Numeri che confermano le grandi potenzialità dell’aeroporto del Salento che solo con qualche collegamento internazionale in più potrebbe sfruttare ancora meglio la sua capacità ricettiva. Al Karol Wojtyla di Bari infatti i passeggeri in arrivo e partenza nel mese scorso sono aumentati del +8,1% rispetto a settembre del 2018. Stessa percentuale di incremento rispetto a settembre dello scorso anno per l'aeroporto del Salento di Brindisi, con circa 280mila passeggeri, 85mila dei quali riferiti alla linea internazionale. Più nel dettaglio secondo i dati più precisi resi noti da BrindisiReport e sulla scorta delle statistiche di Assaeroporti (l’associazione italiana gestori aeroporti) l’aeroporto del Salento di Brindisi, ha registrato 278.478 passeggeri in transito con una crescita dell’8 per cento sullo stesso mese del 2018, e 2.211 movimenti (+7,2 per cento). Lo scalo aereo Karol Wojtyla di Bari, sempre a settembre, ha chiuso con una crescita pressoché identica nella percentuale: 556.528 passeggeri e +8,1 per cento.

Per lo scalo di Brindisi si tratta di una performance che dal punto di vista percentuale è tra le migliori in Italia, e la migliore considerando aeroporti delle stesse dimensioni e bacino di traffico, trainata dalla forza dell’attrattività turistica della Puglia meridionale, con il Salento, Lecce, la costa otrantina e gallipolina, sino a Leuca, in prima fila insieme al resto del territorio regionale della Valle d’Itria e dell’area collinare con Martina Franca, Cisternino, Ceglie Messapica, Ostuni, Fasano, e l’alta costa ionica tarantina. Proprio Brindisi è stata considerata la regina degli scali per il secondo trimestre del 2019. L'Aeroporto del Salento, infatti, ha ricevuto dal gruppo Lufthansa (il gruppo che garantisce i collegamenti con gli aeroporti di Zurigo, Ginevra e Vienna) un riconoscimento per aver raggiunto il primo posto nel “campionato” tra quaranta scali aeroportuali con dimensioni e traffico in linea con l'aeroporto brindisino.

Analizzando la lettura dei dati complessivi dei primi nove mesi del 2019 rispetto allo stesso periodo del 2018, l’Aeroporto del Salento ha segnato un incremento del +17,9 per cento con 578.744 passeggeri nei voli internazionali, e un +4 per cento e 1.502.498 passeggeri nei voli nazionali, mentre il totale complessivo raggiunge 2.086.744 passeggeri e il +7,4 per cento. Non tutti i turisti diretti nella Puglia meridionale però arrivano o partono da Brindisi, che ha collegamenti relativamente limitati rispetto a Bari.

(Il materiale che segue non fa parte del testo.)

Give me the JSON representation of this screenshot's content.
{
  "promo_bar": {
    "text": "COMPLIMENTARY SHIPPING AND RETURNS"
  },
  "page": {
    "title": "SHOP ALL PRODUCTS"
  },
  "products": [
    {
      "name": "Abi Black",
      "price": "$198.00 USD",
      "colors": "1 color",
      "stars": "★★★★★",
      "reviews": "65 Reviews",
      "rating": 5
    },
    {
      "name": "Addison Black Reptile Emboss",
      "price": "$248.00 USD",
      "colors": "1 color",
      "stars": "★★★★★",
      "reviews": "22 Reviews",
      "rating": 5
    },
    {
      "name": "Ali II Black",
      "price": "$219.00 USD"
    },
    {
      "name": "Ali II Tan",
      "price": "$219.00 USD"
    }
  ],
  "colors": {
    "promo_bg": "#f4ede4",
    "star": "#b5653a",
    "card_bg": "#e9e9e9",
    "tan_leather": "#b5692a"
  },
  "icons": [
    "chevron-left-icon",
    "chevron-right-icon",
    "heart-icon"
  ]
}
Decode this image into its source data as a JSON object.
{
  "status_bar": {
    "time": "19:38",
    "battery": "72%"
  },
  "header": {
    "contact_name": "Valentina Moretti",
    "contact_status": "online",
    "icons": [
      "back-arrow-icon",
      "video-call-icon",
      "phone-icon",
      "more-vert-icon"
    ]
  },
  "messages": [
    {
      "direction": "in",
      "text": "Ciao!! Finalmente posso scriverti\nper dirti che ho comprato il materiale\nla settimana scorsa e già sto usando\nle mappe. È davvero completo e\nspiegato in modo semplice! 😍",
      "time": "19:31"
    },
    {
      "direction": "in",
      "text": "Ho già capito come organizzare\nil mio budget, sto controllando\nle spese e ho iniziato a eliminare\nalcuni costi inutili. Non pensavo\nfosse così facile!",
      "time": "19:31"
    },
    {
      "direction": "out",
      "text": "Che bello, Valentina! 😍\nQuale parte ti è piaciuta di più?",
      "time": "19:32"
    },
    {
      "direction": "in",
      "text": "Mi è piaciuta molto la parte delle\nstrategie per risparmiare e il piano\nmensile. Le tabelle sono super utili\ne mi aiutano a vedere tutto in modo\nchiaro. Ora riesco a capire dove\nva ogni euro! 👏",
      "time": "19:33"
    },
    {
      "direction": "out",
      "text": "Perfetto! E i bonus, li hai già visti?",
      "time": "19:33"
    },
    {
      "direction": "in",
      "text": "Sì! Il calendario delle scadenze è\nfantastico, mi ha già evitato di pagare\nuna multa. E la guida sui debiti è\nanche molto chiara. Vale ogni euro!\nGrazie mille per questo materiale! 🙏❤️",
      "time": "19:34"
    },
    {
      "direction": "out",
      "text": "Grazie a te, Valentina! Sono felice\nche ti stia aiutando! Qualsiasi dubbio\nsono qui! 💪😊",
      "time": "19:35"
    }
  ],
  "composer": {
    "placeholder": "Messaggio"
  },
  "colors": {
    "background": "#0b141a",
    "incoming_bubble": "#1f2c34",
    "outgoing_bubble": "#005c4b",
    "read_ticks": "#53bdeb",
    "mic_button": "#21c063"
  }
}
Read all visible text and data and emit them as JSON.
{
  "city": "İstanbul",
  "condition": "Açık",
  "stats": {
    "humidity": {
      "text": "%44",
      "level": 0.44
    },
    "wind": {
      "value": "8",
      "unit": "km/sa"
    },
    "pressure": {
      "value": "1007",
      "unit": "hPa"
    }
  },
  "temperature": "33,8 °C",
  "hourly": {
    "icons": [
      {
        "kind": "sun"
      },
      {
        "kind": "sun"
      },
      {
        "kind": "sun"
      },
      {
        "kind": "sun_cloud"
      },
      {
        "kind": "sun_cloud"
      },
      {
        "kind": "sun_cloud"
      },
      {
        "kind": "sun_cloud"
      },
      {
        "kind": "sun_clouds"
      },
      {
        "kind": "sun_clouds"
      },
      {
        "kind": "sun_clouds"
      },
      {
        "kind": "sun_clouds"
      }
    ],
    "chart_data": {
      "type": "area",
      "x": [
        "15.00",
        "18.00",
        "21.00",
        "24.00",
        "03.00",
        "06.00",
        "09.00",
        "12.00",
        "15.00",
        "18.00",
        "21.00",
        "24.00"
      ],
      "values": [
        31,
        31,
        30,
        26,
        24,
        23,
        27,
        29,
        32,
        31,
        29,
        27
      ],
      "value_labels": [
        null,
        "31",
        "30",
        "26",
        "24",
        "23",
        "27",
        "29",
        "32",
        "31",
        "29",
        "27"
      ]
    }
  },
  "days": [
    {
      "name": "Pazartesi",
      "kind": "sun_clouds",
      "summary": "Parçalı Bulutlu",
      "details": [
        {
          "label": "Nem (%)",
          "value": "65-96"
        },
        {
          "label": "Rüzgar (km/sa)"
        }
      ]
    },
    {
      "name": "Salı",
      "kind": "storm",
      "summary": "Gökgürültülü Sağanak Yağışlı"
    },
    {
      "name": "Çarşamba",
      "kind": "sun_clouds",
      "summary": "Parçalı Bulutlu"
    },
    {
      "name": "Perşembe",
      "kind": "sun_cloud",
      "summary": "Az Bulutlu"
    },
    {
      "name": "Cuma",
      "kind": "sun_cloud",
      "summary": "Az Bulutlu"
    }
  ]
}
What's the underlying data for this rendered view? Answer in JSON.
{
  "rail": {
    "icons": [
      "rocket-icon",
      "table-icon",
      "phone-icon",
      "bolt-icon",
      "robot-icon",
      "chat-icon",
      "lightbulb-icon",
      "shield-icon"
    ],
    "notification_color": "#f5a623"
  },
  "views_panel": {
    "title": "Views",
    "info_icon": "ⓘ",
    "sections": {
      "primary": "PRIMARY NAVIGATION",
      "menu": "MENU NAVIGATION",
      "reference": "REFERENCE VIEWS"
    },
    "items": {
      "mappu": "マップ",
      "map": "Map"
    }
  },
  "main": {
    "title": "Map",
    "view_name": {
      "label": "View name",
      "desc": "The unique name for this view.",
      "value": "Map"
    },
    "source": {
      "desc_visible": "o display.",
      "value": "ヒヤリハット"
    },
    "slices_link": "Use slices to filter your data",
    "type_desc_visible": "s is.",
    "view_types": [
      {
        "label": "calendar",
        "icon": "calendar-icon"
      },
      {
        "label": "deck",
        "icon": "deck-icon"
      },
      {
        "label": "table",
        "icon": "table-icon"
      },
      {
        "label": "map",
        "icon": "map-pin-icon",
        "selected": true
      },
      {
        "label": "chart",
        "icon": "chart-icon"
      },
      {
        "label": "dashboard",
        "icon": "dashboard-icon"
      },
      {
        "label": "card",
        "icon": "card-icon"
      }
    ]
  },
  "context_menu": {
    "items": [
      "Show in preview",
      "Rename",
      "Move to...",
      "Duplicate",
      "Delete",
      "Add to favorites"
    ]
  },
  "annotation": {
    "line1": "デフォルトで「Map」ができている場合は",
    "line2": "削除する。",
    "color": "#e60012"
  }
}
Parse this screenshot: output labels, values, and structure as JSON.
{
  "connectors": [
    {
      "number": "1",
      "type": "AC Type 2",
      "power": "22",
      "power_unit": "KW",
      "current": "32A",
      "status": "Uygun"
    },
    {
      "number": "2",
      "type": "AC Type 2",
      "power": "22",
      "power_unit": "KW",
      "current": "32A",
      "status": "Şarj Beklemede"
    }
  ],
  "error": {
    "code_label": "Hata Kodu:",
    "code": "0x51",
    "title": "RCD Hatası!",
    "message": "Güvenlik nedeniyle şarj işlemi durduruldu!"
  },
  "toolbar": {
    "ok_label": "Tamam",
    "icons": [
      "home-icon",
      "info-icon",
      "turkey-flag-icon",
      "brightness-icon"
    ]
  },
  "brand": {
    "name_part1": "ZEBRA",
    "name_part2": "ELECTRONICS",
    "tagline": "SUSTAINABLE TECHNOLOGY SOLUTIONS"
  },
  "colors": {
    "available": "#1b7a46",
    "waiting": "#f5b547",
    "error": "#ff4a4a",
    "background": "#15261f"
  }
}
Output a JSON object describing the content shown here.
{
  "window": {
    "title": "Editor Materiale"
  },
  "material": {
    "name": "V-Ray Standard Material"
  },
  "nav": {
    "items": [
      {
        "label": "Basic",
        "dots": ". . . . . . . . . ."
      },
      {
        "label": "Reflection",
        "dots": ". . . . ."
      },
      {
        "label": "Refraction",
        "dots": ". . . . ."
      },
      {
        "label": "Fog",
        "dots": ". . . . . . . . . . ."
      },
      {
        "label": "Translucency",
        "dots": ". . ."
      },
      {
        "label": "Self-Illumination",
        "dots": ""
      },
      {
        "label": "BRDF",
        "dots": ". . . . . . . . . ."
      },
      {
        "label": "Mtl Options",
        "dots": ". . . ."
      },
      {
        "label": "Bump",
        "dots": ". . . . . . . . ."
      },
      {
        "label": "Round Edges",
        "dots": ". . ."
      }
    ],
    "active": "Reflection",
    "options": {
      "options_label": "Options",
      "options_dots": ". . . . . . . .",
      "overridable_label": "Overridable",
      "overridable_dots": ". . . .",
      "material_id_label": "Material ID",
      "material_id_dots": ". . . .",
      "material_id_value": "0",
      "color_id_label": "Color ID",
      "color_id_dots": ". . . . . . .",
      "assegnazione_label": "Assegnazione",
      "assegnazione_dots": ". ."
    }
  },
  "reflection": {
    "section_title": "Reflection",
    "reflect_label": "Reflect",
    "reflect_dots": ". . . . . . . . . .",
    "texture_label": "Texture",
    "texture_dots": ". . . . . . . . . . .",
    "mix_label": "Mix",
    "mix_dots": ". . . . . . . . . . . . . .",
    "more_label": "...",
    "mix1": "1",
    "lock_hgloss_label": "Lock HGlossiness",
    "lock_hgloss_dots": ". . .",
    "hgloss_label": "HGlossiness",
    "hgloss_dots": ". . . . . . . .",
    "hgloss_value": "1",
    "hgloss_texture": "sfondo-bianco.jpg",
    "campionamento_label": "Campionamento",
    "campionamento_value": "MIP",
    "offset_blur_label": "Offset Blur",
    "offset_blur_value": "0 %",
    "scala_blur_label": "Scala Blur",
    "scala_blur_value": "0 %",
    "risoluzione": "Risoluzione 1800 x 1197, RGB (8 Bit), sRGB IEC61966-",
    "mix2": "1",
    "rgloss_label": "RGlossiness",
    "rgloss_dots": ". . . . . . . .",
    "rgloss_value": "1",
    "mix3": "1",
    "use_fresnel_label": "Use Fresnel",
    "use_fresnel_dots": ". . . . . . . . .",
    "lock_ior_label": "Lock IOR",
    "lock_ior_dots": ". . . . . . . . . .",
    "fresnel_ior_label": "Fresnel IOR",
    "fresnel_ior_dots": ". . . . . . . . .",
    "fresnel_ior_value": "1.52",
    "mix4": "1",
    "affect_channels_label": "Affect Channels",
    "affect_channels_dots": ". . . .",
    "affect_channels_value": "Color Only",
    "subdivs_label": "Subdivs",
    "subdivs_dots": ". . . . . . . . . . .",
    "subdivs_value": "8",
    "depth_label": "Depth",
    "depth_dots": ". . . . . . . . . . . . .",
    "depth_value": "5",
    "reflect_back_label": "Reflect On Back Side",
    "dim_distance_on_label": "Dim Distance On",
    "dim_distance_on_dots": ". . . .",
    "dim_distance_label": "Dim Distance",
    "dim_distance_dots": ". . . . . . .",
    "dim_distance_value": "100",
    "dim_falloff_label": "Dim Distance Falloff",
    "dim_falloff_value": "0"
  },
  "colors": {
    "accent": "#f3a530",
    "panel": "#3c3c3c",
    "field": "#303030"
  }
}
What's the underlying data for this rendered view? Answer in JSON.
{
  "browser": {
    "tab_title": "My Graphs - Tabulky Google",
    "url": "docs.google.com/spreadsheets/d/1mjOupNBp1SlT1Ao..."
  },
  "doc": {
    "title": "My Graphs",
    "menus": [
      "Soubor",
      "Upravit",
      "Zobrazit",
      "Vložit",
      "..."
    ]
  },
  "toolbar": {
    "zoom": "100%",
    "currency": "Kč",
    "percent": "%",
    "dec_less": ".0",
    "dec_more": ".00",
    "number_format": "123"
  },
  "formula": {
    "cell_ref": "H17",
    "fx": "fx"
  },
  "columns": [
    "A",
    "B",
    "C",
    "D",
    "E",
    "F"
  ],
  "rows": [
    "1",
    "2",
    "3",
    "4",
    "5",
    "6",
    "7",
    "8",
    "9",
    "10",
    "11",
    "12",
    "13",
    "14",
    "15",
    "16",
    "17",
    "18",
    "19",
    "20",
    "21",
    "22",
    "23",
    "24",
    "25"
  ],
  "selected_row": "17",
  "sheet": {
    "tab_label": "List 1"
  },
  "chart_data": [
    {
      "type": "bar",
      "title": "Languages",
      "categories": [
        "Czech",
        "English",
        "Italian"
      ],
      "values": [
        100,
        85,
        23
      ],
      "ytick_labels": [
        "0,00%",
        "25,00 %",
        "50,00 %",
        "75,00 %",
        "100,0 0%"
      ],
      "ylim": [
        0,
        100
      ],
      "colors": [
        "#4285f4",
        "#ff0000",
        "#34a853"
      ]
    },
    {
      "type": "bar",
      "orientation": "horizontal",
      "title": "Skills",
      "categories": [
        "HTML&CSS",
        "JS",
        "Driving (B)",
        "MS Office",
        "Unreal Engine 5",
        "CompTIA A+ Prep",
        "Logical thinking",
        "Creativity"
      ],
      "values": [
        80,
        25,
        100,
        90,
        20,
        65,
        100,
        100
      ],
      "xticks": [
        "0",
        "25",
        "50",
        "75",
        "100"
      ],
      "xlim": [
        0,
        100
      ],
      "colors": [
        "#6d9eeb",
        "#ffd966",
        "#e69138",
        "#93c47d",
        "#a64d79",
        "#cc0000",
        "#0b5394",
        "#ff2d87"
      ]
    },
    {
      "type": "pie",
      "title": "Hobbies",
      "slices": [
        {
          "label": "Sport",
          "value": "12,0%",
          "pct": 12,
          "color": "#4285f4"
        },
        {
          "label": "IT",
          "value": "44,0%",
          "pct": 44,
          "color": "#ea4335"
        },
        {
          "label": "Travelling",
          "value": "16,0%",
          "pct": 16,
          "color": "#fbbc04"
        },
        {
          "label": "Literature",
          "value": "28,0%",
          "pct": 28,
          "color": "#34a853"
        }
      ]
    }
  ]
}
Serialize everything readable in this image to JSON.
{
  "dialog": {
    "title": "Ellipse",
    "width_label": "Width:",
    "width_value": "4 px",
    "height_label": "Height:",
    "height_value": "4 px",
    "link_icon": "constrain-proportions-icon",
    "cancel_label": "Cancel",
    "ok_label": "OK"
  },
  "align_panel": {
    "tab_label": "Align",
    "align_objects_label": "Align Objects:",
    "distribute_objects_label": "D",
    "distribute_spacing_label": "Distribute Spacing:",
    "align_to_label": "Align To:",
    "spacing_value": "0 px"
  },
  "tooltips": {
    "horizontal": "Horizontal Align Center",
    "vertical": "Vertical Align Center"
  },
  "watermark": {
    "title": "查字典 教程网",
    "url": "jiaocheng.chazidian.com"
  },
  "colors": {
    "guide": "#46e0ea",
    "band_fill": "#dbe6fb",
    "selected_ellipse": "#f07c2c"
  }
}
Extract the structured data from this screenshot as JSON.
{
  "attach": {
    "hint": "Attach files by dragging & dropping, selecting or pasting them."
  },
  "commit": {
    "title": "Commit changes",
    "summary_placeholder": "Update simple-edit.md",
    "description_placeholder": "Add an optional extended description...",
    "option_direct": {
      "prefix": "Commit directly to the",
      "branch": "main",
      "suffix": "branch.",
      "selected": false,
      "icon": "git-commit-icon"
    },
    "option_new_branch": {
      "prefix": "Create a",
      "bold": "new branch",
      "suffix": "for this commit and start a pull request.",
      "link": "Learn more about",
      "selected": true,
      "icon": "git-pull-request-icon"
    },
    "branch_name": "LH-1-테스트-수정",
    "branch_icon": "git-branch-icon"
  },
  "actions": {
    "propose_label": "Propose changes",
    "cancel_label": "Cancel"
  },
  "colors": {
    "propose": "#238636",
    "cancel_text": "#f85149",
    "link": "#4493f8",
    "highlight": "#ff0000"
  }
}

“I nostri aeroporti registrano un significativo incremento di collegamenti, nazionali e internazionali, e di passeggeri. Siamo orgogliosi di vedere come i nostri scali riescano a svilupparsi con percentuali doppie rispetto alla media del sistema aeroportuale italiano” afferma il presidente di Aeroporti di Puglia, Tiziano Onesti, “grazie al potenziamento del network, la Puglia è collegata non solo con i più grandi aeroporti europei, ma anche con molteplici destinazioni che reputiamo funzionali e strategiche  per il sistema economico regionale e di tutta l'area sud est del nostro Paese. Se, come tutto lascia supporre, il trend positivo si confermasse nel prossimo trimestre” conclude Onesti, “il 2019 potrebbe chiudersi con un risultato da record che darebbe ulteriore impulso agli obiettivi che la società sta portando avanti con ferma convinzione anche grazie al supporto sempre presente della Regione Puglia e delle sue principali agenzie”.